The EGS system eliminates the risk of "dry drilling" conventional geothermal systems and does not require construction on sites with conventional geothermal resources. The enhanced geothermal system has the characteristics of huge thermal energy reserves, high utilization efficiency, and system stability. The difference between EGS and traditional geothermal systems is that it can dig deep underground (about 3.6-9 kilometers) geothermally enhanced geothermal systems (EGS) to generate electricity without any geographical restrictions. To put it simply, it is to use water flow as a carrier to inject cold water into the hot rock formation and heat it to generate high-temperature steam. Using proprietary technology, the continuous high-temperature steam is lifted to the ground, and then the steam drives the turbine generator to generate electricity to generate electricity, which is transported to the ground. power grid. At the same time, the discharged residual warm water can also be sent to the heating pipeline for local residents' heating and other daily life purposes.
In 2007, a study by the Massachusetts Institute of Technology indicated that within the next 50 years, EGS systems could provide 10% of the world's electricity at prices competitive with fossil fuels such as coal. In addition, according to the conclusions drawn by the Massachusetts Institute of Technology in the United States and MMA in Australia, the cost of EGS power generation is also lower than that of other forms of renewable energy, so EGS power generation is very cost-competitive.

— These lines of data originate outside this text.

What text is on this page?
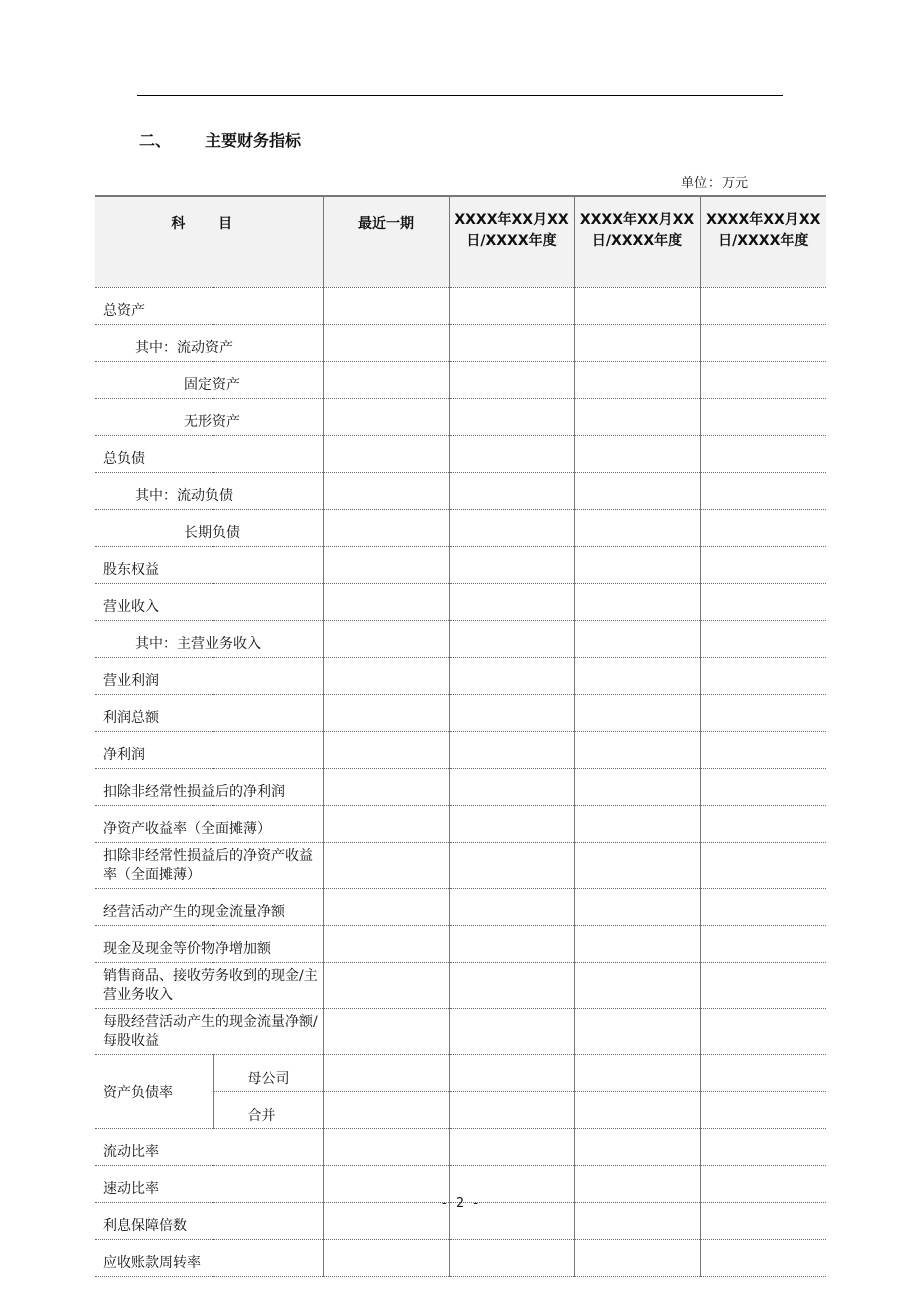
二、 主要财务指标
单位：万元
科 目		最近一期	XXXX年XX月XX日/XXXX年度	XXXX年XX月XX日/XXXX年度	XXXX年XX月XX日/XXXX年度
总资产					
其中：流动资产					
固定资产					
无形资产					
总负债					
其中：流动负债					
长期负债					
股东权益					
营业收入					
其中：主营业务收入					
营业利润					
利润总额					
净利润					
扣除非经常性损益后的净利润					
净资产收益率（全面摊薄）					
扣除非经常性损益后的净资产收益率（全面摊薄）					
经营活动产生的现金流量净额					
现金及现金等价物净增加额					
销售商品、接收劳务收到的现金/主营业务收入					
每股经营活动产生的现金流量净额/每股收益					
资产负债率	母公司				
	合并				
流动比率					
速动比率					
利息保障倍数					
应收账款周转率					
- 2 -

Recently, the international voice for the development of EGS has become increasingly loud. Not only has the United States, Germany, France, Australia, Japan, Switzerland and other countries also built a number of experimental EGS systems, but China's EGS research is basically blank. The Chinese Academy of Sciences has clearly listed EGS as a key research field in the 12th Five-Year Plan. In order to promote the EGS research of the Chinese Academy of Sciences and further play the leading role of the Chinese Academy of Sciences in the field of national energy and environmental science and technology, on April 21, 2010, sponsored by the High Technology Bureau and the Bureau of Resources and Environment of the Chinese Academy of Sciences, Guangzhou Energy Research Institute of the Chinese Academy of Sciences, Renewable Energy and Energy of the Chinese Academy of Sciences. The "Enhanced Geothermal System (EGS) Symposium" organized by the Key Laboratory of Natural Gas Hydrates and co-organized by the Geothermal Professional Committee of the Chinese Geophysical Society was held in Guangzhou Energy Institute.
The participants exchanged and discussed about China's EGS research goals, key scientific issues, key research contents and key technologies. Through exchanges and discussions, the participating experts agreed that EGS research and development is a highly comprehensive and highly visible work. , China has the strength and foundation in this regard, and the conditions are basically in place. It is recommended that the relevant state departments establish a project as soon as possible, carry out EGS resource potential evaluation, mining mode, production capacity analysis and technical and economic feasibility evaluation, and solve the formation of deep artificial thermal storage, downhole pumps, fractures Key technologies such as feature description, high-temperature logging tools and sensors, fluid imaging, excitation prediction model, tracer and tracer data interpretation, interlayer sealing and power generation have laid the foundation for the development and utilization of the entire EGS process.